Deckard’s shift of allegiances goes down especially rough for those who view the Furious movies as more than collection of action set pieces separated by filler scenes just long enough to let them catch up on their missed texts. (We’ll get to the set pieces shortly, but if the highlight reel is all you’re after, you won’t leave disappointed.) It was revealed at the end of the sixth movie that Deckard was responsible for the death of the crew’s beloved Han (Sung Kang), a character so popular that the series effectively turned three movies into prequels to 2006’s Tokyo Drift to bring him back from the dead.

The Fate of the Furious mumbles a few words about how Deckard and Hobbs are the only two people in the world who’ve ever managed to track Dom down and so they’re the best chance for finding him now, but the integration of a cold-blooded murderer into the crew’s ranks is accomplished without so much as a token demonstration that Deckard is inclined to change his spots. More Jason Statham in studio blockbusters is a welcome development: There’s a sequence near the end of Fate that involves Statham killing his way through a crowd of henchmen while toting an infant car seat that’s like the Crank 3 we’re unlikely to get. But in Fate, it comes at the cost of dynamiting whatever shred of credibility the series has left.

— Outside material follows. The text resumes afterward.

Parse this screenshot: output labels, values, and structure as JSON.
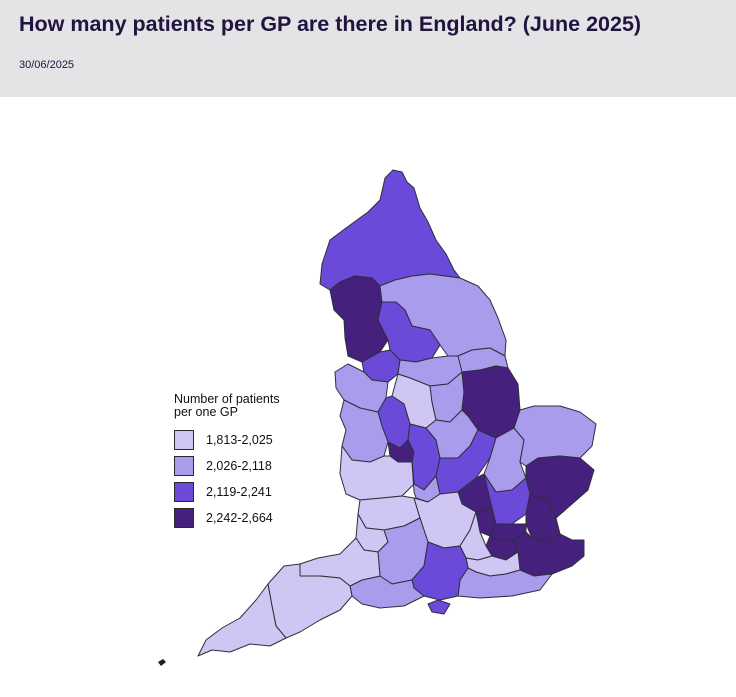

One can make the colorable claim that credibility matters little in a movie in which Vin Diesel drives a flaming car backwards through the middle of a city and an orange Lamborghini is chased across a Russian ice floe by a submarine. If the question with which you approach The Fate of the Furious is “Does it feature a sequence in which self-driving cars speed through the windows of Manhattan skyscrapers and smash onto the streets below like very expensive rain?” then yes, you are likely to leave fulfilled. But even within the world of the Furious movies, where vintage American muscle cars are sturdier than tanks and faster than jet planes, some of Fate’s stunts are difficult to embrace. (The only way to explain how Dom escapes after his car is punctured by five separate grappling hooks is that a wizard did it.)

It’s worst in the sequence where Hobbs and Deckard fight their way out of prison, with Johnson throwing bodies dozens of feet in the air and Statham springing off walls as if he’s been bitten by a radioactive spider. The moments where the two of them butt heads are some of Fate’s best; despite their relatively late arrival to the franchise, they’re the best at nailing the right balance of musclebound bluster and tongue-in-cheek self-awareness. But they feel like scenes from a different movie—or really, from any number of movies.

The Furious series has been headed in the direction of Bondsville for some time, and with the arrival of Theron’s Cipher, swathed in ratty blond hair extensions and intent on seizing control of the world’s nuclear arsenals, it pulls comfortably into a spot out front. But Theron seems strangely reluctant to have fun with the part, and given her athletic turns in Mad Max: Fury Road and the forthcoming Atomic Blonde, there’s something perverse about sticking her in a role where the only thing she does furiously is tap at a keyboard.

The series has had an implausible, possibly unprecedented arc, hitting its stride with the fourth in the series and keeping its core cast together even as the movie’s global box-office takes have skyrocketed. (It helps that none of the original stars have shown much of an ability to draw crowds on their own. Vin Diesel is to muscle cars what Esther Williams was to swimming pools.) But with The Fate of the Furious, it feels like the movies have gotten as big as they can get, and the gleeful absurdity that drove them is losing ground to the specter of obligation. The NOS is starting to wear off, and with two more movies in the works, the finish line is nowhere in sight.